|Biographical detail : ||The fifth sovereign of the Saffavid dynasty of Iran.
Iran’s brilliant ruler Shah Abbas 1, whose magnum opus urban planning integrated the political, economic, religious and social elements out of which he built a nation.
He built a magnificent Court in Isfahan that stunned at the sophistication and opulence as the meeting point between east and west. Isfahan was the showcase for Abbas’s vision of his nation and the role it was to play in the world. Iran had become the crux of a new and rapidly growing world economy as links were forged worldwide.
Shah Abbas I established diplomatic and commercial contacts with Europe, China and India. He conveyed his authority through an aesthetic that became characteristic of his reign.
When enthroned in 1588, at the age of 16, Shah Abbas inherited the kingdom riven by war, which had been invaded by the Ottomans in the west and the Uzbeks in the east, and was threatened by expanding European powers such as Portugal along with Gulf coast.

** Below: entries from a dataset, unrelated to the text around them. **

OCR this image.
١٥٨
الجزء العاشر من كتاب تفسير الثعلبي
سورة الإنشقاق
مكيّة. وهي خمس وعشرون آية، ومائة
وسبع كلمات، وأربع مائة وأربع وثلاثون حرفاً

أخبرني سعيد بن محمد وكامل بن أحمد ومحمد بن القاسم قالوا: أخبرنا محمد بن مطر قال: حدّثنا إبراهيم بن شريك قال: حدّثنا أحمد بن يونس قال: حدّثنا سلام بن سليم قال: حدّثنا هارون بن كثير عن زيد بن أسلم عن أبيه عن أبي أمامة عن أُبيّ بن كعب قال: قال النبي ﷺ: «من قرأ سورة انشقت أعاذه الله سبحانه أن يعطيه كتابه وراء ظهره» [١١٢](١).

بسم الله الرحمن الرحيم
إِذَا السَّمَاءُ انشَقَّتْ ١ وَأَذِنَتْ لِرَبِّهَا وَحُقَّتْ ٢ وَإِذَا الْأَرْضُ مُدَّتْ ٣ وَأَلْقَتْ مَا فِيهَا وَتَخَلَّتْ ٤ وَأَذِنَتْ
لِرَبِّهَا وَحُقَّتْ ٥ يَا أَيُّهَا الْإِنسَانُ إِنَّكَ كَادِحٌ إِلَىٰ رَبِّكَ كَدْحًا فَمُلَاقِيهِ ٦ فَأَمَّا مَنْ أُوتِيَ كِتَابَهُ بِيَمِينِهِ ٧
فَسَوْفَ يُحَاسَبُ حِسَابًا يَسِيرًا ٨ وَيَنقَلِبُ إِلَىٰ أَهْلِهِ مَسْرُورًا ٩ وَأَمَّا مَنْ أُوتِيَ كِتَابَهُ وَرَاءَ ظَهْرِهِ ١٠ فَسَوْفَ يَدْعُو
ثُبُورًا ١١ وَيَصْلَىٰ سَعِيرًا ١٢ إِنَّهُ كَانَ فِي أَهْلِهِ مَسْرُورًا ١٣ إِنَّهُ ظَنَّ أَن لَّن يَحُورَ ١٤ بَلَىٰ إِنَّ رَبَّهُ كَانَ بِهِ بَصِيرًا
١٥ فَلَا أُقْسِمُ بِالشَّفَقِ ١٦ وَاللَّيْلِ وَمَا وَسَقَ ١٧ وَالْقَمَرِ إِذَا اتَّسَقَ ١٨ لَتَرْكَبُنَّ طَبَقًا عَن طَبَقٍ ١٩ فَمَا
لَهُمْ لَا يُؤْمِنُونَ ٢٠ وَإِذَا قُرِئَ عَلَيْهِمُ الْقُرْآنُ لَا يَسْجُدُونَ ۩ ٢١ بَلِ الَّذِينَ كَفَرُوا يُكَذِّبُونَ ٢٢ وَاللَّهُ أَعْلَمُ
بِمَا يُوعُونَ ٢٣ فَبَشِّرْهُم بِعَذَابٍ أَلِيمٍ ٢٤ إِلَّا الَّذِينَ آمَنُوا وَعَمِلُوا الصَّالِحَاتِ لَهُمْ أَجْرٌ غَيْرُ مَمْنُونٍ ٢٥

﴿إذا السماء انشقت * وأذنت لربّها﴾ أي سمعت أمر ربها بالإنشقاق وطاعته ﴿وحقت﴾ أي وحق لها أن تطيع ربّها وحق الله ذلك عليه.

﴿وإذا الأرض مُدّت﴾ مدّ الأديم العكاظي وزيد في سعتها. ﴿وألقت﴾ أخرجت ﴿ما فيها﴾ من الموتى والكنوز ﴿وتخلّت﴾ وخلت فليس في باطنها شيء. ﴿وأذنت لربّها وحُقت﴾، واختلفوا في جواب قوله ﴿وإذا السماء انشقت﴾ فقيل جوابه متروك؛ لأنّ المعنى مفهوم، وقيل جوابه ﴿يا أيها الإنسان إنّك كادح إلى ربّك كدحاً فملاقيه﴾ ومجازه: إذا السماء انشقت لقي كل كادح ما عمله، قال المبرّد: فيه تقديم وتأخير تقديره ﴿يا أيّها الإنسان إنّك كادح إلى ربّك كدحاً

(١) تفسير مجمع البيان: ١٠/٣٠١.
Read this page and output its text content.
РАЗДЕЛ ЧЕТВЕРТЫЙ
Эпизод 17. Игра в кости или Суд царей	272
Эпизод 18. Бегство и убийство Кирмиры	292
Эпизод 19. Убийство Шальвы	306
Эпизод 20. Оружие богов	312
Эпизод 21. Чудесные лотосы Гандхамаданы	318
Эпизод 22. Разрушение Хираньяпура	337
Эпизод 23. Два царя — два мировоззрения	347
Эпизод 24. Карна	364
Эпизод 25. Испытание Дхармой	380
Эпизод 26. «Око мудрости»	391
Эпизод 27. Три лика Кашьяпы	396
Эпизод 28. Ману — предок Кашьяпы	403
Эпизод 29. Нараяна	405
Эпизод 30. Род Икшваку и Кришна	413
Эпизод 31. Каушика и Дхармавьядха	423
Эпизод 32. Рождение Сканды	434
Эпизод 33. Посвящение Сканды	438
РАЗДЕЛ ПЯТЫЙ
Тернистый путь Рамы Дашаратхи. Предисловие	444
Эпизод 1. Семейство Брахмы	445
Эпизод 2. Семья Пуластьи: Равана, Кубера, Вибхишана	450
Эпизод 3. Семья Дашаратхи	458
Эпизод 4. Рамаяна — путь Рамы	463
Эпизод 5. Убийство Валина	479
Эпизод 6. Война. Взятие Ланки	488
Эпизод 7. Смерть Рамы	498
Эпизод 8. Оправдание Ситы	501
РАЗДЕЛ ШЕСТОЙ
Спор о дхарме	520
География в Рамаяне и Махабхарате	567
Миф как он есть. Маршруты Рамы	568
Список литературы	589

Abbas’s father Muhammad Khudabandah could not check the leaders of the seven Turkish tribes known as Qizilbash (red heads), who had helped the Saffavids come to power. Shah Abbas I made peace with the Ottomans and concentrated on fighting the Uzbeks. He robbed the Qizilbash of their military power by creating two new regiments – a cavalry regiment of people from Caucasus and an infantry regiment recruited from the Iranian peasantry.
Last of all, Shah Abbas I opened his campaigns against the Ottomans in 1602 and by a peace treaty of 1614, he forced them to retreat to the boundaries that existed before the campaign of Sultan Selim I (Ottoman Sultan) in 1580.
Allying himself with the English East India Company Shah Abbas 1 defeated the Portuguese in 1622 and expelled the Portuguese from the Island of Hormuz in the Persian Gulf. He became the master of the Persian Gulf.
Shah Abbas I turned Isfahan into one of the most beautiful cities of his time and which enjoyed cultural renaissance – drew inspiration from the old pre-Islamic Persian culture. This was the period of such great painters as Bihzad and Riza-i-Abbari who produced luminous and dream-like miniatures. Isfahan became a magnificent city of parks, palaces, and huge open squares, with imposing mosques and madrasahs. He built the tomb of Imam Reza al-Mashhad.